2. A method for compensating drop-outs in a colour television signal taken from an information carrier, in which the colour television signal is split up into chrominance and luminance signals, and in which the chrominance and luminance signals are delayed as a function of the presence of a drop-out and then recombined, the colour television signals being present in digital form with a predetermined bit width, the chrominance and luminance signals being transmitted by digital delay circuits with a lower bit width and/or in undelayed form with the predetermined bit width.

3. A method according to claim 2, wherein the bit width of the signals transmitted by the digital delay circuits is smaller by 1 than the predetermined bit width.

4. A method according to claim 3, wherein the predetermined bit width is 9.

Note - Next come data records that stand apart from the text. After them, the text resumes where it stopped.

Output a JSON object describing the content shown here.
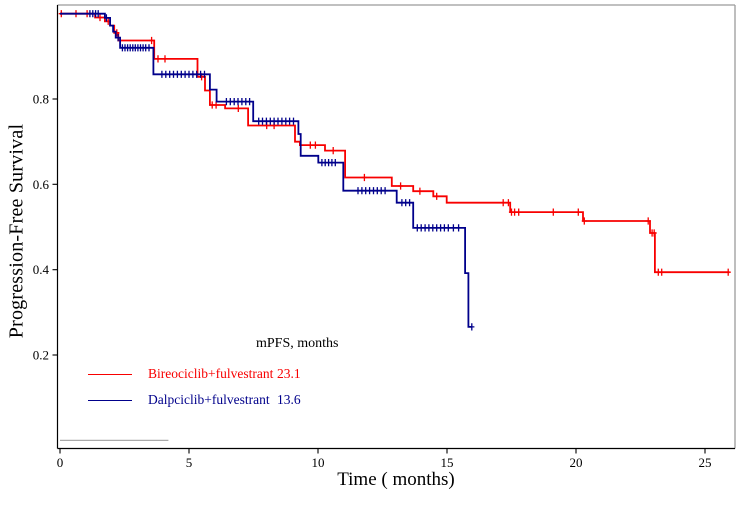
{
  "chart_data": {
    "type": "line",
    "subtype": "kaplan-meier-step",
    "title": "",
    "xlabel": "Time ( months)",
    "ylabel": "Progression-Free Survival",
    "xlim": [
      0,
      26.2
    ],
    "ylim": [
      0,
      1.02
    ],
    "x_ticks": [
      0,
      5,
      10,
      15,
      20,
      25
    ],
    "y_ticks": [
      0.2,
      0.4,
      0.6,
      0.8
    ],
    "grid": false,
    "axis_color": "#000000",
    "box_color": "#9b9b9b",
    "baseline_segment": {
      "x_start": 0,
      "x_end": 4.2,
      "value": 0.0,
      "color": "#a9a9a9"
    },
    "legend": {
      "header": "mPFS, months",
      "position": "inside-bottom-left",
      "entries": [
        {
          "label": "Bireociclib+fulvestrant",
          "value": "23.1",
          "color": "#f80000"
        },
        {
          "label": "Dalpciclib+fulvestrant",
          "value": "13.6",
          "color": "#00008b"
        }
      ]
    },
    "series": [
      {
        "name": "Bireociclib+fulvestrant",
        "mpfs_months": 23.1,
        "color": "#f80000",
        "steps": [
          [
            0,
            1.0
          ],
          [
            1.36,
            0.991
          ],
          [
            1.74,
            0.982
          ],
          [
            1.94,
            0.972
          ],
          [
            2.1,
            0.955
          ],
          [
            2.26,
            0.937
          ],
          [
            3.65,
            0.894
          ],
          [
            5.33,
            0.852
          ],
          [
            5.62,
            0.82
          ],
          [
            5.81,
            0.786
          ],
          [
            6.4,
            0.778
          ],
          [
            7.29,
            0.738
          ],
          [
            9.11,
            0.7
          ],
          [
            9.3,
            0.692
          ],
          [
            10.27,
            0.679
          ],
          [
            11.05,
            0.616
          ],
          [
            12.86,
            0.596
          ],
          [
            13.69,
            0.584
          ],
          [
            14.47,
            0.572
          ],
          [
            14.99,
            0.557
          ],
          [
            17.45,
            0.535
          ],
          [
            20.27,
            0.514
          ],
          [
            22.87,
            0.486
          ],
          [
            23.06,
            0.394
          ],
          [
            25.95,
            0.394
          ]
        ],
        "censors": [
          [
            0.05,
            1.0
          ],
          [
            0.62,
            1.0
          ],
          [
            1.05,
            1.0
          ],
          [
            1.55,
            0.991
          ],
          [
            1.87,
            0.982
          ],
          [
            2.2,
            0.955
          ],
          [
            3.55,
            0.937
          ],
          [
            3.8,
            0.894
          ],
          [
            4.07,
            0.894
          ],
          [
            5.49,
            0.852
          ],
          [
            5.9,
            0.786
          ],
          [
            6.05,
            0.786
          ],
          [
            6.91,
            0.778
          ],
          [
            8.01,
            0.738
          ],
          [
            8.3,
            0.738
          ],
          [
            9.7,
            0.692
          ],
          [
            9.9,
            0.692
          ],
          [
            10.59,
            0.679
          ],
          [
            11.8,
            0.616
          ],
          [
            13.2,
            0.596
          ],
          [
            13.95,
            0.584
          ],
          [
            14.6,
            0.572
          ],
          [
            17.18,
            0.557
          ],
          [
            17.38,
            0.557
          ],
          [
            17.5,
            0.535
          ],
          [
            17.62,
            0.535
          ],
          [
            17.78,
            0.535
          ],
          [
            19.12,
            0.535
          ],
          [
            20.09,
            0.535
          ],
          [
            20.32,
            0.514
          ],
          [
            22.8,
            0.514
          ],
          [
            22.95,
            0.486
          ],
          [
            23.03,
            0.486
          ],
          [
            23.19,
            0.394
          ],
          [
            23.32,
            0.394
          ],
          [
            25.9,
            0.394
          ]
        ]
      },
      {
        "name": "Dalpciclib+fulvestrant",
        "mpfs_months": 13.6,
        "color": "#00008b",
        "steps": [
          [
            0,
            1.0
          ],
          [
            1.74,
            0.99
          ],
          [
            1.94,
            0.972
          ],
          [
            2.06,
            0.958
          ],
          [
            2.16,
            0.944
          ],
          [
            2.33,
            0.92
          ],
          [
            3.62,
            0.858
          ],
          [
            5.81,
            0.822
          ],
          [
            6.07,
            0.794
          ],
          [
            7.49,
            0.748
          ],
          [
            9.24,
            0.718
          ],
          [
            9.33,
            0.667
          ],
          [
            10.01,
            0.651
          ],
          [
            10.98,
            0.585
          ],
          [
            13.05,
            0.557
          ],
          [
            13.69,
            0.498
          ],
          [
            15.7,
            0.392
          ],
          [
            15.83,
            0.266
          ],
          [
            15.96,
            0.266
          ]
        ],
        "censors": [
          [
            1.16,
            1.0
          ],
          [
            1.27,
            1.0
          ],
          [
            1.38,
            1.0
          ],
          [
            1.48,
            1.0
          ],
          [
            1.8,
            0.99
          ],
          [
            2.25,
            0.944
          ],
          [
            2.42,
            0.92
          ],
          [
            2.52,
            0.92
          ],
          [
            2.62,
            0.92
          ],
          [
            2.72,
            0.92
          ],
          [
            2.82,
            0.92
          ],
          [
            2.92,
            0.92
          ],
          [
            3.02,
            0.92
          ],
          [
            3.12,
            0.92
          ],
          [
            3.22,
            0.92
          ],
          [
            3.32,
            0.92
          ],
          [
            3.45,
            0.92
          ],
          [
            3.95,
            0.858
          ],
          [
            4.1,
            0.858
          ],
          [
            4.25,
            0.858
          ],
          [
            4.4,
            0.858
          ],
          [
            4.55,
            0.858
          ],
          [
            4.7,
            0.858
          ],
          [
            4.85,
            0.858
          ],
          [
            5.0,
            0.858
          ],
          [
            5.15,
            0.858
          ],
          [
            5.3,
            0.858
          ],
          [
            5.45,
            0.858
          ],
          [
            5.6,
            0.858
          ],
          [
            6.45,
            0.794
          ],
          [
            6.6,
            0.794
          ],
          [
            6.75,
            0.794
          ],
          [
            6.9,
            0.794
          ],
          [
            7.05,
            0.794
          ],
          [
            7.2,
            0.794
          ],
          [
            7.35,
            0.794
          ],
          [
            7.7,
            0.748
          ],
          [
            7.85,
            0.748
          ],
          [
            8.0,
            0.748
          ],
          [
            8.15,
            0.748
          ],
          [
            8.3,
            0.748
          ],
          [
            8.45,
            0.748
          ],
          [
            8.6,
            0.748
          ],
          [
            8.75,
            0.748
          ],
          [
            8.9,
            0.748
          ],
          [
            9.05,
            0.748
          ],
          [
            10.15,
            0.651
          ],
          [
            10.28,
            0.651
          ],
          [
            10.41,
            0.651
          ],
          [
            10.54,
            0.651
          ],
          [
            10.67,
            0.651
          ],
          [
            11.55,
            0.585
          ],
          [
            11.7,
            0.585
          ],
          [
            11.85,
            0.585
          ],
          [
            12.0,
            0.585
          ],
          [
            12.15,
            0.585
          ],
          [
            12.3,
            0.585
          ],
          [
            12.45,
            0.585
          ],
          [
            12.6,
            0.585
          ],
          [
            13.25,
            0.557
          ],
          [
            13.4,
            0.557
          ],
          [
            13.55,
            0.557
          ],
          [
            13.85,
            0.498
          ],
          [
            14.0,
            0.498
          ],
          [
            14.15,
            0.498
          ],
          [
            14.3,
            0.498
          ],
          [
            14.45,
            0.498
          ],
          [
            14.6,
            0.498
          ],
          [
            14.75,
            0.498
          ],
          [
            14.9,
            0.498
          ],
          [
            15.05,
            0.498
          ],
          [
            15.25,
            0.498
          ],
          [
            15.45,
            0.498
          ],
          [
            15.96,
            0.266
          ]
        ]
      }
    ]
  }
}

5. A circuit for performing the method according to claim 2, including a digital low-pass filter with a bit width of eight, a delay circuit and a subtracting circuit each with a bit width of nine, the filter, delay circuit and subtracting circuit being arranged to split up the colour television signal present as a 9 bit signal, and with a plurality of line memories with a bit width of eight.

6. A circuit for performing the method according to claim 1, comprising a digital low-pass filter, a digital delay circuit and a digital subtracting circuit for splitting up the digital colour television signals.

7. A circuit according to claim 6, wherein the digital low-pass filter is a transverse filter in which several successive sample values are weighted with different coefficients and summed.

8. A circuit according to claim 7, wherein the coefficient for an average sample value is 0.629889, whilst the coefficients for the further sample values with the following time intervals with respect to the average sample value have the following values: -4 scanning periods 0.04476444 -3 scanning periods 0.29526535 -2 scanning periods 0.3131685 -1 scanning periods 0.307442 +1 scanning periods 0.307442 +2 scanning periods 0.3131685 +3 scanning periods 0.29526535 +4 scanning periods 0.04476444

9. A circuit according to claim 5, further including a black limiter in the path of the luminance signal.

10. A circuit according to claim 9, wherein the black limiter has a threshold at 10% below the blanking value.

11. A method for compensating drop-outs substantially as described herein with reference to the accompanying drawings.